Très touchée par le prix Nobel de la paix reçu par Nadia Murad. Jusqu’au soir de son Nobel, elle était pour moi la femme Yesidi anonyme, dont le portrait photo a été réalisé par Johanna De Tessieres et sur laquelle j’ai passé des heures à dessiner pour notre exposition EXILT des images et des vidéos. A l’époque, elle se cachait sous un faux nom, dans un camp secret en Irak avec d’autres femmes Yesidi, anciennes esclaves sexuelles de Daesh. Que son peuple trouve dans ce prix Nobel une reconnaissance accrue de ses souffrances et de son génocide, sur le long chemin de la reconstruction.
Fusion des mots « Exil » et « EXIT », le titre de la troisième exposition de Thomas Israël à la Galerie Charlot, fait référence à l’urgence de sortir d’un pays et aux conséquences de ces départs inévitables.
Fils et petit-fils de réfugiés, Thomas Israël aborde la problématique de l’actuel exil forcé de milliers de Syriens. A cette occasion, il réalisera une fresque murale à l’encre de chine sur le mur de la galerie, une traversée allégorique qui nous mènera sur les traces de l’exode syrien, ou chaque signe, minuscule mais unique représente une vie en suspens.
Pour tenter de remettre de l’humanité dans un récit contemporain où les enjeux politiques estompent le drame humain, il collabore avec trois grands photojournalistes de terrain pour autant d’œuvres vidéo: Reza (National Geographic/World Press Photo Award/In nity Award), Johanna de Tessières (La Libre Belgique/Paris Match/Handicap International) et Olivier Papegnies (Prix La Libre Belgique/Médecins du Monde/Nikon Photo Press).
A partir de leurs portraits photos d’exilés à différentes étapes de leurs parcours – dans les camps de réfugiés au Liban, sur la route, dans la Jungle de Calais, ou devant l’Office des Etrangers à Bruxelles – Thomas Israël trace des signes, courbes, traits, points sur leurs visages et leurs corps, pousse nos regards à s’arrêter plus longtemps pour en saisir l’unicité, la préciosité, imaginer un avant et un après. Grâce à ce geste, l’instantanéité de la photo se prolonge dans nos imaginaires affin de nous donner le temps de l’empathie.

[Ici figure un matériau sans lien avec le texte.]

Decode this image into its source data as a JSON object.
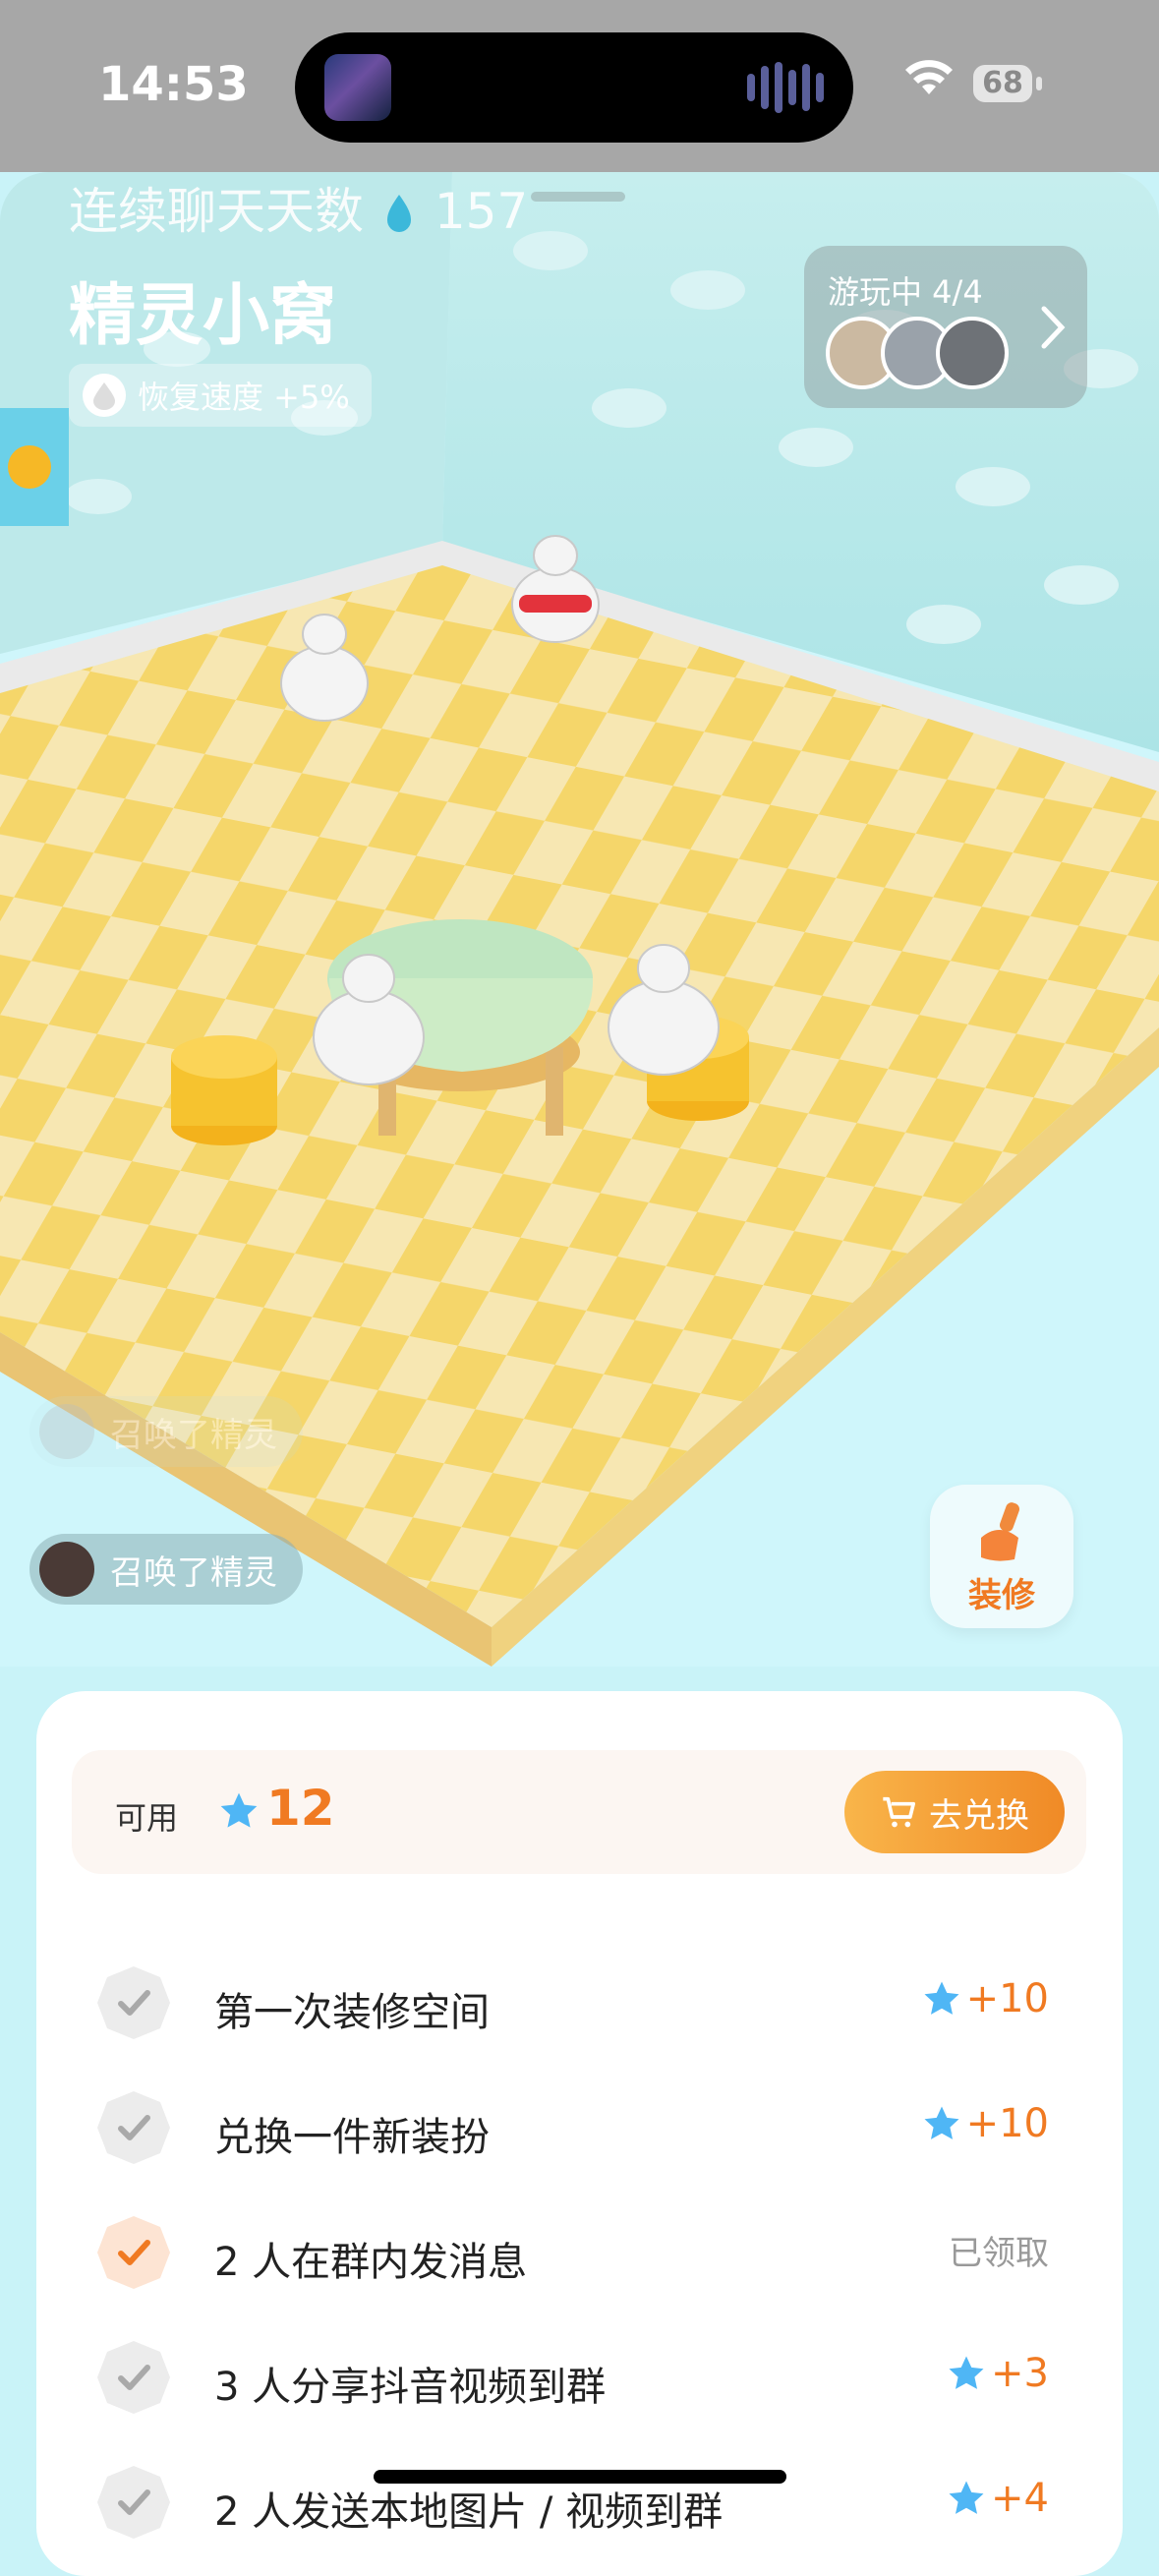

Au déchirement géopolitique qui provoque le départ forcé de ces victimes, se rajoute l’exil intérieur. Par ses signes, Thomas Israël indique une trajectoire biographique qui s’inscrit sur le corps. A la photo poignante, se rajoute un niveau de lecture personnel à l’artiste en lien avec une mémoire transgénérationnelle de l’exode. L’ensemble de ces trajectoires sont transformées en une sorte d’alphabet, écriture de l’artiste, traduisant ce que le langage et la raison n’arrivent à expliquer.
Thomas israël nous propose de prendre position au delà des images et des chiffres. Il nous met face à nos responsabilités, nos croyances, nos peurs, nos espoirs, et nous invite à nous recentrer sur l’Humanité.